International cooperation is not only desirable but essential, when over 40% of the world’s population lives in transboundary river basins, which account for almost 60% of the world’s freshwater resources.”

Kana said in order to encourage international cooperation in the field of water, Unesco has launched several initiatives.

Kana noted that Unesco also provides technical support to its member states to ensure the quality of freshwater resources and the workshop was an opportunity to exchange information on the issues faced during the sustainable development of transboundary water resources.

Headspring’s mining venture, which ran from 2012 to 2021, has been halted due to Schlettwein’s refusal to grant the company a water permit, citing high environmental risks.

The company has over the years denied any wrongdoing and claims the red flags from the public and the government are filled with “generalisations, wrong assumptions and slanderous, false accusations”.

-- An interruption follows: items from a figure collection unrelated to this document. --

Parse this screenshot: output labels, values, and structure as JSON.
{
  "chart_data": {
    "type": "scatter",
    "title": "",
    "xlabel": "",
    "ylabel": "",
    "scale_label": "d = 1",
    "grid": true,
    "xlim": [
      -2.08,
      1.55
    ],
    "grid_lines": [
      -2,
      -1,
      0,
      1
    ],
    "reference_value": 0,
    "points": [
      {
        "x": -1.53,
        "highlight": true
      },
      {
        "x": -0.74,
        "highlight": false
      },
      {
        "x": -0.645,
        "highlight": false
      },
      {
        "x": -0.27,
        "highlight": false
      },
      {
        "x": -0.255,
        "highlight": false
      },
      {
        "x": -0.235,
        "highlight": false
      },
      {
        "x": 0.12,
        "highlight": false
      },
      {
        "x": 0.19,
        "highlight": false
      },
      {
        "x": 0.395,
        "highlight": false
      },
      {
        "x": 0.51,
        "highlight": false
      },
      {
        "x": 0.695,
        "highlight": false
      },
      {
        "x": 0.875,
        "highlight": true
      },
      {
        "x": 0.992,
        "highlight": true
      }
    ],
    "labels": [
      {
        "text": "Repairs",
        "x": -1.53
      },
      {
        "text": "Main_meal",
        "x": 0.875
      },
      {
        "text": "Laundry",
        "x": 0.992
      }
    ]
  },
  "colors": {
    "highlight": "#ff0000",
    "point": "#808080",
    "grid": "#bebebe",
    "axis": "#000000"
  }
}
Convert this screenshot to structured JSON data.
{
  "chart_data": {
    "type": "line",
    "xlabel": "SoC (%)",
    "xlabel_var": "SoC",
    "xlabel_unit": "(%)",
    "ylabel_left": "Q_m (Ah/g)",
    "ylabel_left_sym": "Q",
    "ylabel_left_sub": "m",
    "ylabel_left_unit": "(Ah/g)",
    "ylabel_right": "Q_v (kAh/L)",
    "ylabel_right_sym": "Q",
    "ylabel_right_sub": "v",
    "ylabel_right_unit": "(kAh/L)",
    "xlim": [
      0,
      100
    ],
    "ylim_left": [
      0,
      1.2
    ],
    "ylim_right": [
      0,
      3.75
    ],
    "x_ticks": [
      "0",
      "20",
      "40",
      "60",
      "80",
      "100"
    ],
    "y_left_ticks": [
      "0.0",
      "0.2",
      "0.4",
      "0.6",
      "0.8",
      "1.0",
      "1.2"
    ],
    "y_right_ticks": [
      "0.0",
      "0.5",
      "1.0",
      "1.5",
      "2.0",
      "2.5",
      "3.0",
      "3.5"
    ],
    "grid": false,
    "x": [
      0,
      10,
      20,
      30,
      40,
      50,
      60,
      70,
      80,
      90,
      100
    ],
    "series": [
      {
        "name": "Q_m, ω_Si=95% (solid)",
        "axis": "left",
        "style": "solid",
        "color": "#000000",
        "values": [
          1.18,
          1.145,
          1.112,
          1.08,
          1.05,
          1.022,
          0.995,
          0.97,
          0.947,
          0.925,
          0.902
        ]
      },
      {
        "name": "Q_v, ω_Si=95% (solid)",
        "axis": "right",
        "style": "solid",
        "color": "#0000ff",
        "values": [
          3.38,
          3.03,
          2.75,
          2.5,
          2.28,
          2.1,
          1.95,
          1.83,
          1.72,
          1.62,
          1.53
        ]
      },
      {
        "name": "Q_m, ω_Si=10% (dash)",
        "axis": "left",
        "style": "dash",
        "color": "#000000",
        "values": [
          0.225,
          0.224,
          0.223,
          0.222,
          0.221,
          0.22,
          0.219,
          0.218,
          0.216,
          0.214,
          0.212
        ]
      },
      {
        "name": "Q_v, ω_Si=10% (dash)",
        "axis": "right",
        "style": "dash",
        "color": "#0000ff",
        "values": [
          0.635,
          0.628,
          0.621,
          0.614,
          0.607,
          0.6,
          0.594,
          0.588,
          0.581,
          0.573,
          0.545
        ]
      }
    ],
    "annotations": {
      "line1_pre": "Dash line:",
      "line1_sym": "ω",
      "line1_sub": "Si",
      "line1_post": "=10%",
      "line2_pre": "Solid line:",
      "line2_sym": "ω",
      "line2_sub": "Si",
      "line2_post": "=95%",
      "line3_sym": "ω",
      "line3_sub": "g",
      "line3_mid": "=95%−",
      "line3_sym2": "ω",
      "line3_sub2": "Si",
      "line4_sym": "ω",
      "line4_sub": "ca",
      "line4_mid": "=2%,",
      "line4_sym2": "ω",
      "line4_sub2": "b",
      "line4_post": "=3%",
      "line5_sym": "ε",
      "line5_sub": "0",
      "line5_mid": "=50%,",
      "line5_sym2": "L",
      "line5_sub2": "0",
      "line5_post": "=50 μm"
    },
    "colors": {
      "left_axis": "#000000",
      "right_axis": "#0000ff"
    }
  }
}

Speaking at the meeting, agriculture deputy executive director Elijah Ngurare said the impacts of the proposed in-situ leach mining are currently unknown, as this method has never been practised in Namibia or in the Southern African Development Community (SADC) region.

He said Unesco was approached due to having been active in the Stampriet Aquifer between 2013 and 2022.

“It was supporting the three governments sharing the aquifer, Namibia, Botswana and South Africa, for the joint sustainable management and governance of this important transboundary aquifer. In response, Unesco has committed to provide technical support,” Ngurare said.